E411: les «covoitureurs» sur la bande d’arrêt d’urgence pendant 4 km

La bande d’arrêt d’urgence s’ouvre au covoiturage sur la E411 entre Wavre à Rosières. Et après? Faut revenir dans les bouchons…

Depuis ce mardi matin, deux projets pilotes de covoiturage innovants ont été lancés au nord et au sud de l’autoroute E411/A4, à Wavre et à Arlon.

Pour ce qui concerne le Brabant wallon, le projet se situe entre Wavre et Rosière, soit sur environ 4 kilomètres et concerne les voies en direction de Bruxelles. Après, on passe en région flamande qui n’a encore donné son autorisation pour utiliser la bande d’arrêt d’urgence, faut donc remonter sur l’autoroute et dans les bouchons comme tout le monde. Les discussions entre régions continuent, souligne-t-on du côté du cabinet du ministre.

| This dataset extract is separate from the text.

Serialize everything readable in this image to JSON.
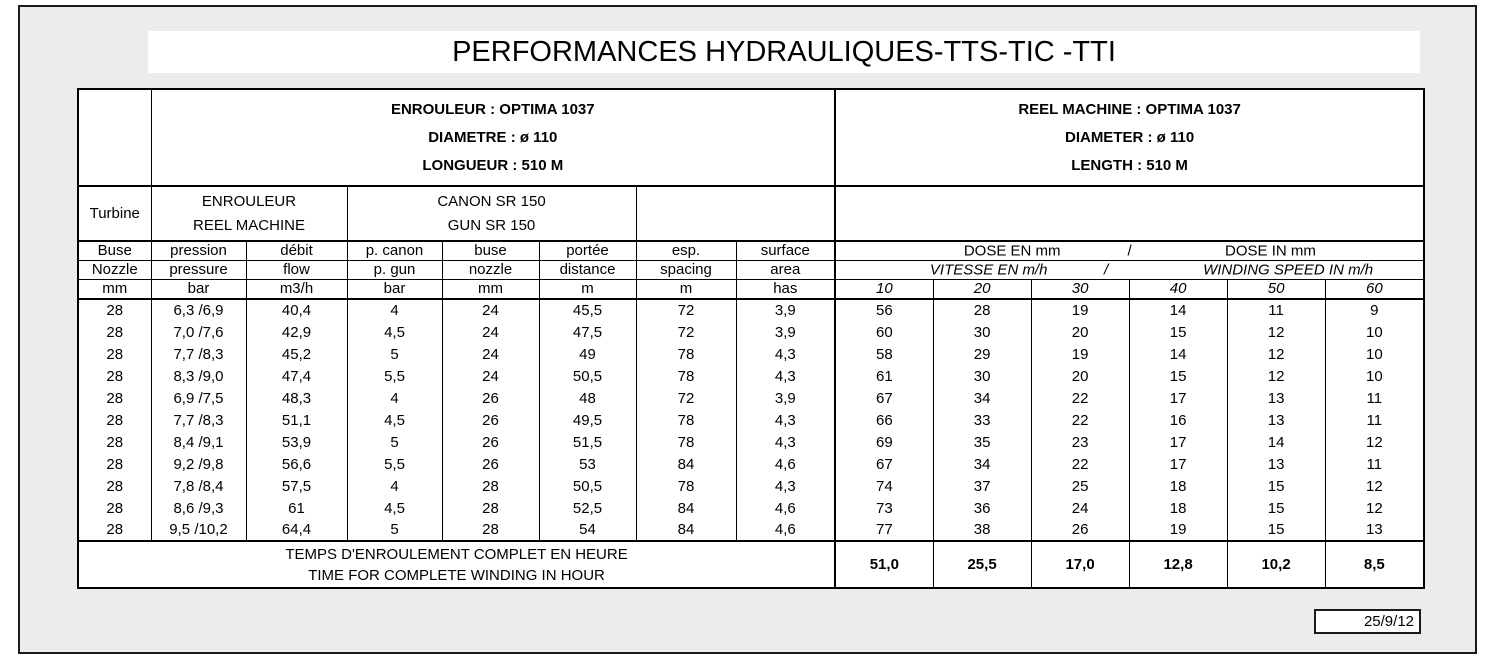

Concrètement, la bande d’arrêt d’urgence peut être empruntée en cas d’embouteillage, avec une vitesse maximale autorisée de 50 km/h, par tout véhicule léger comprenant au minimum 3 personnes – conducteur compris – à son bord.

D es dispositifs électromécaniques permettront de vérifier si ces consignes sont bien respectées. Pour tout véhicule dont le gabarit est inadapté ou dont les occupants ne sont pas suffisamment nombreux, une fiche de verbalisation sera créée et transmise pour validation à la Police. Les amendes pourront s’élever à 58€.

«Ces projets pilotes contribueront à diminuer la congestion automobile à l’approche de Bruxelles et de la frontière luxembourgeoise, souligne Carlo DI Antonio. Écologique, convivial et économique, le covoiturage est aujourd’hui simple à organiser et doit s’imposer comme une véritable solution de mobilité. Que ce soit en termes d’infrastructures ou de véhicules, il permet d’utiliser au maximum des ressources déjà existantes.»

En Belgique, plus de 8 automobilistes sur 10 sont seuls dans leur voiture. 10% d’autosolistes en moins permettrait de diminuer les files de 40%. 25% d’autosolistes en moins pourrait mettre un terme aux bouchons.

Ces projets s’intègrent dans la vision Fast 2030 du Gouvernement wallon qui, pour rappel, entend endiguer de manière intégrée et cohérente l’ensemble des nuisances occasionnées par la mobilité. Dans ce cadre, en ce qui concerne la charge moyenne des véhicules, l’objectif est de tendre vers un taux d’occupation de 1.8 personne/véhicule à l’horizon 2030 (contre 1.3 actuellement).